MaximilianEmel · a year ago
I've only ever bought Intel, mostly because I perceived them to be more stable and reliable. I think next time, I will give AMD a try.
mereo · a year ago
I've been building my systems since 1999 and I've been pragmatic. Buying what was best at the time. I never had stability problems with both AMD and Intel.
Havoc · a year ago
Given that some reports put failure rates as high as 50% for some models/conditions this may as well be a recall.
Arrath · a year ago
Would almost think a recall would be easier to handle that hundreds of thousands/millions of individual RMA/warranty claims.

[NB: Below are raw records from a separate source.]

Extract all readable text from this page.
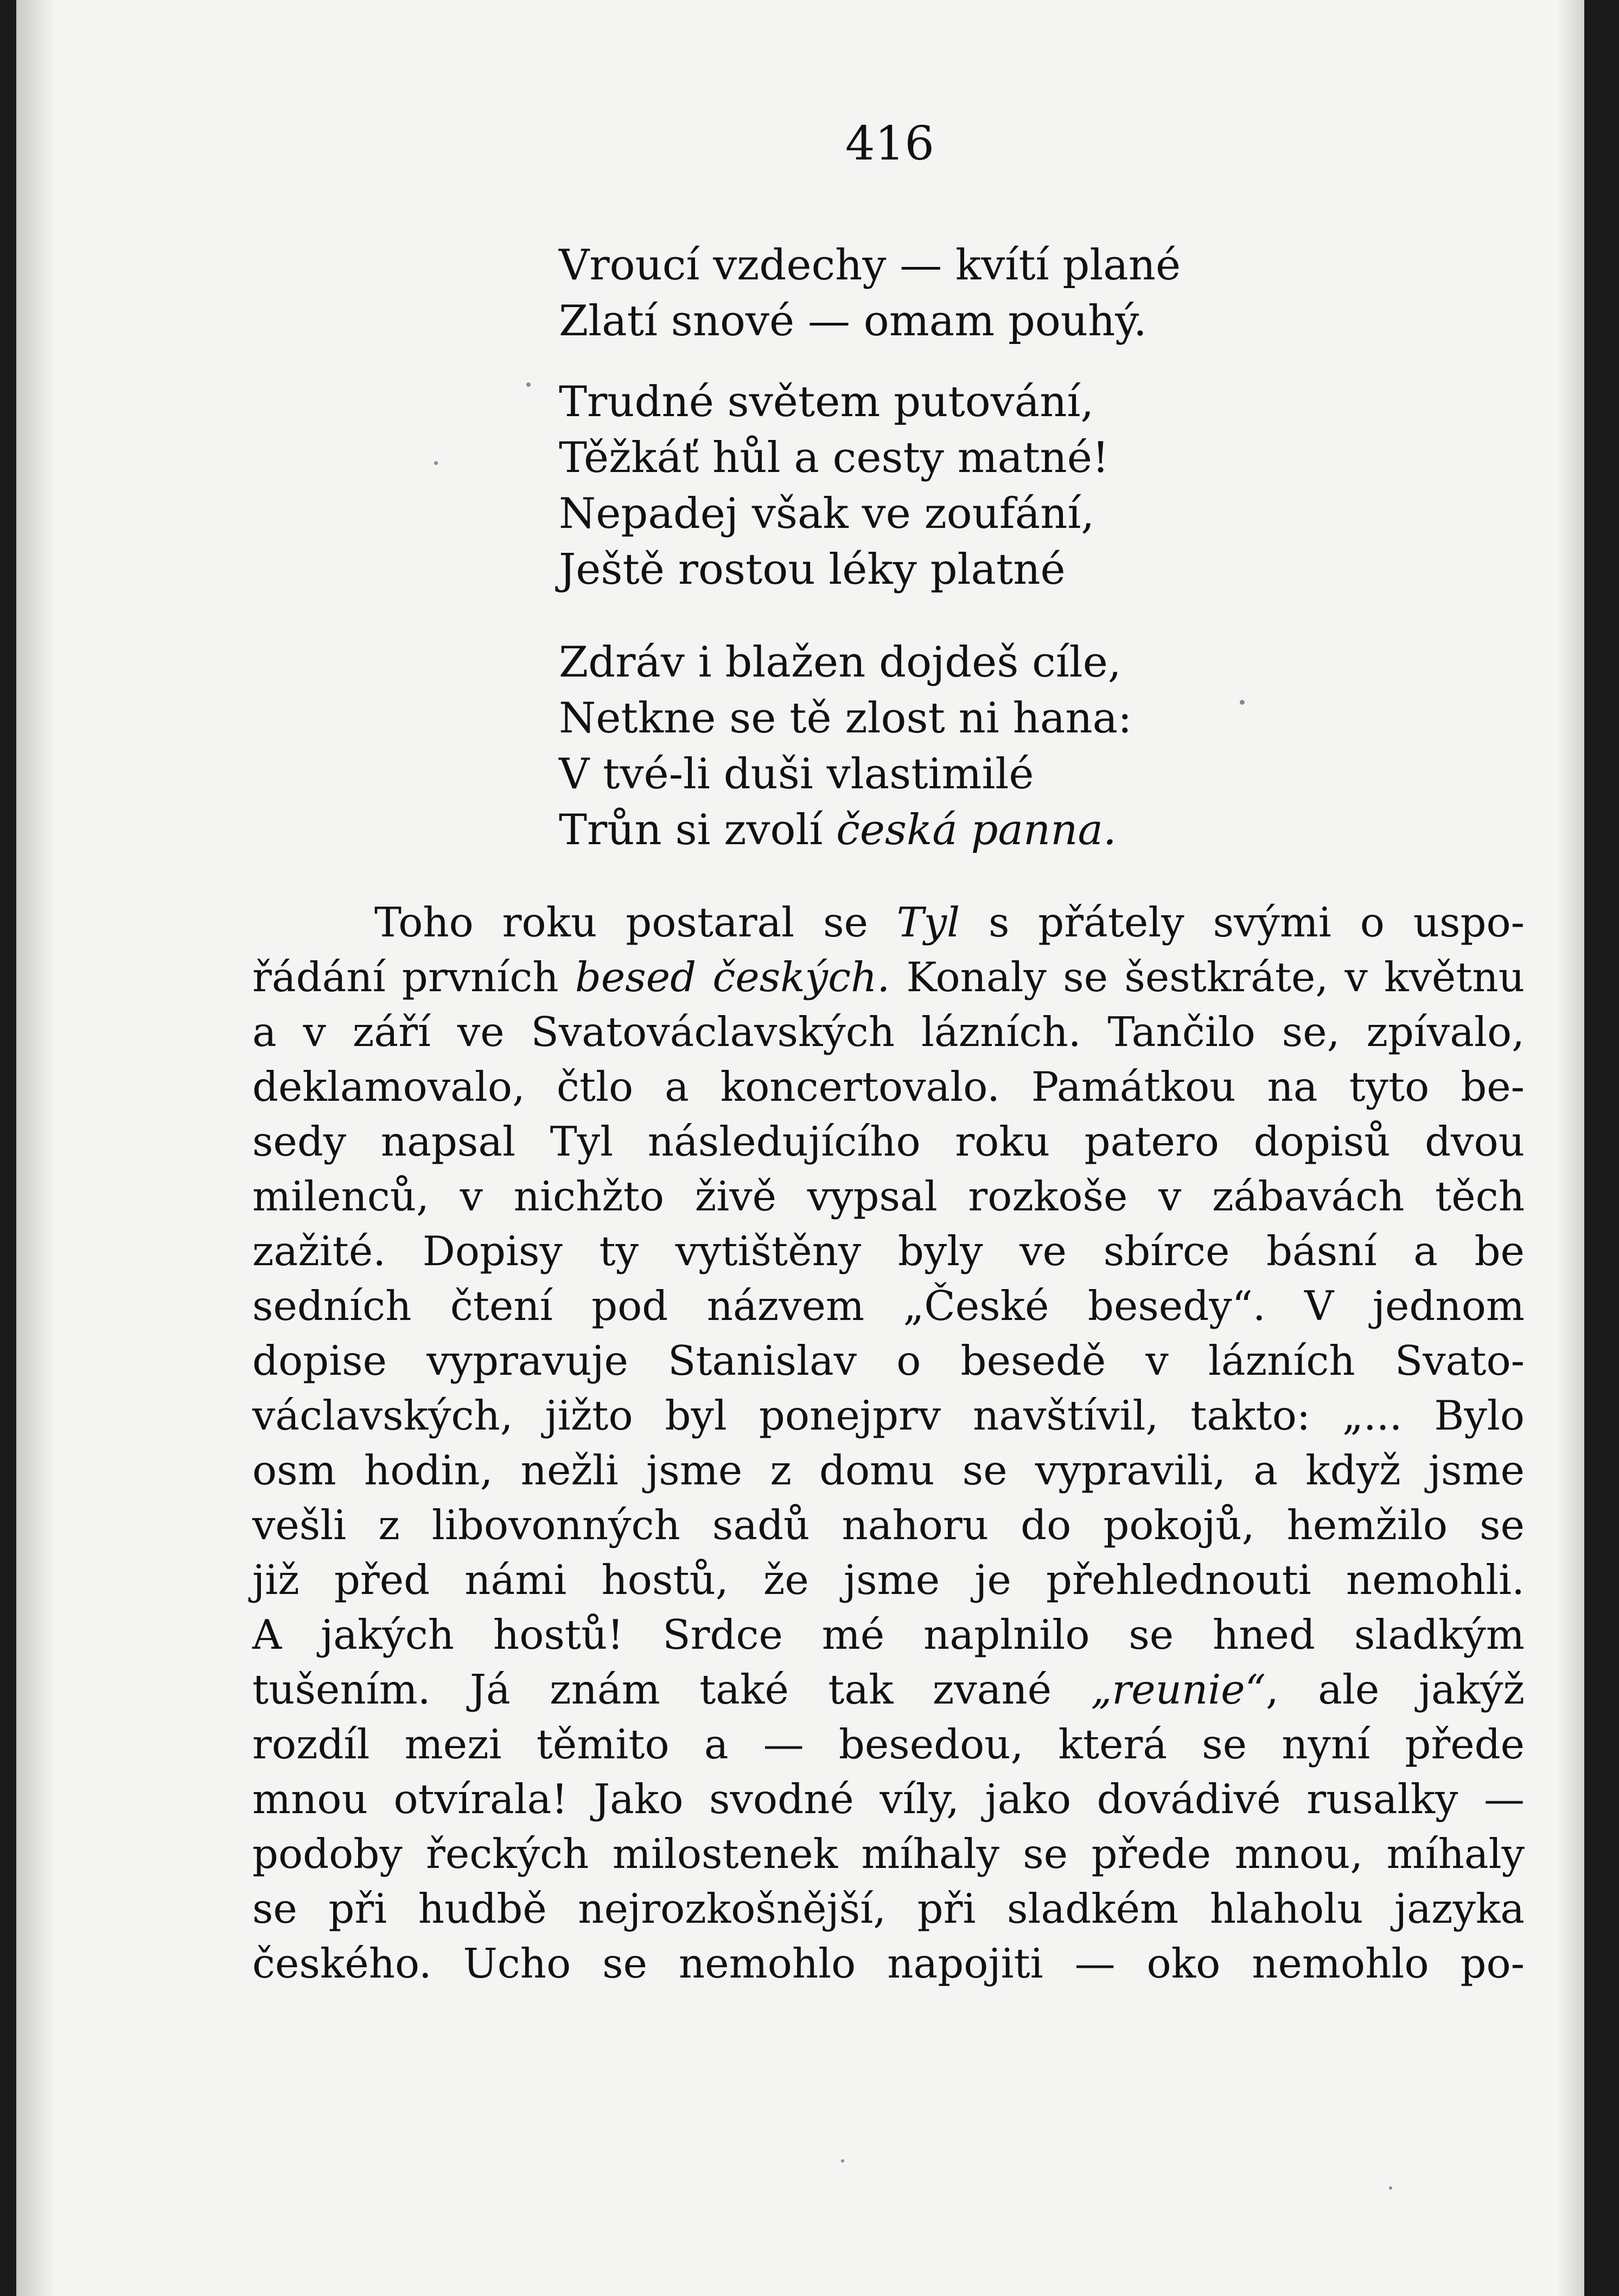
416
Vroucí vzdechy — kvítí plané
Zlatí snové — omam pouhý.
Trudné světem putování,
Těžkáť hůl a cesty matné!
Nepadej však ve zoufání,
Ještě rostou léky platné
Zdráv i blažen dojdeš cíle,
Netkne se tě zlost ni hana:
V tvé-li duši vlastimilé
Trůn si zvolí česká panna.
Toho roku postaral se Tyl s přátely svými o uspo-
řádání prvních besed českých. Konaly se šestkráte, v květnu
a v září ve Svatováclavských lázních. Tančilo se, zpívalo,
deklamovalo, čtlo a koncertovalo. Památkou na tyto be-
sedy napsal Tyl následujícího roku patero dopisů dvou
milenců, v nichžto živě vypsal rozkoše v zábavách těch
zažité. Dopisy ty vytištěny byly ve sbírce básní a be
sedních čtení pod názvem „České besedy“. V jednom
dopise vypravuje Stanislav o besedě v lázních Svato-
václavských, jižto byl ponejprv navštívil, takto: „... Bylo
osm hodin, nežli jsme z domu se vypravili, a když jsme
vešli z libovonných sadů nahoru do pokojů, hemžilo se
již před námi hostů, že jsme je přehlednouti nemohli.
A jakých hostů! Srdce mé naplnilo se hned sladkým
tušením. Já znám také tak zvané „reunie“, ale jakýž
rozdíl mezi těmito a — besedou, která se nyní přede
mnou otvírala! Jako svodné víly, jako dovádivé rusalky —
podoby řeckých milostenek míhaly se přede mnou, míhaly
se při hudbě nejrozkošnější, při sladkém hlaholu jazyka
českého. Ucho se nemohlo napojiti — oko nemohlo po-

mystified5016 · a year ago
They're hoping a large fraction of people won't bother with the RMA process and will just shut up and go away.

Unfortunately for Intel, "away" here means "to buy an AMD processor"

cyanydeez · a year ago
Recall likely affects shareholders so, you know, waste more time and money to ensure your corporate profits
qingcharles · a year ago
How would a recall work, given that half of these chips are soldered onto mobos, not socketed?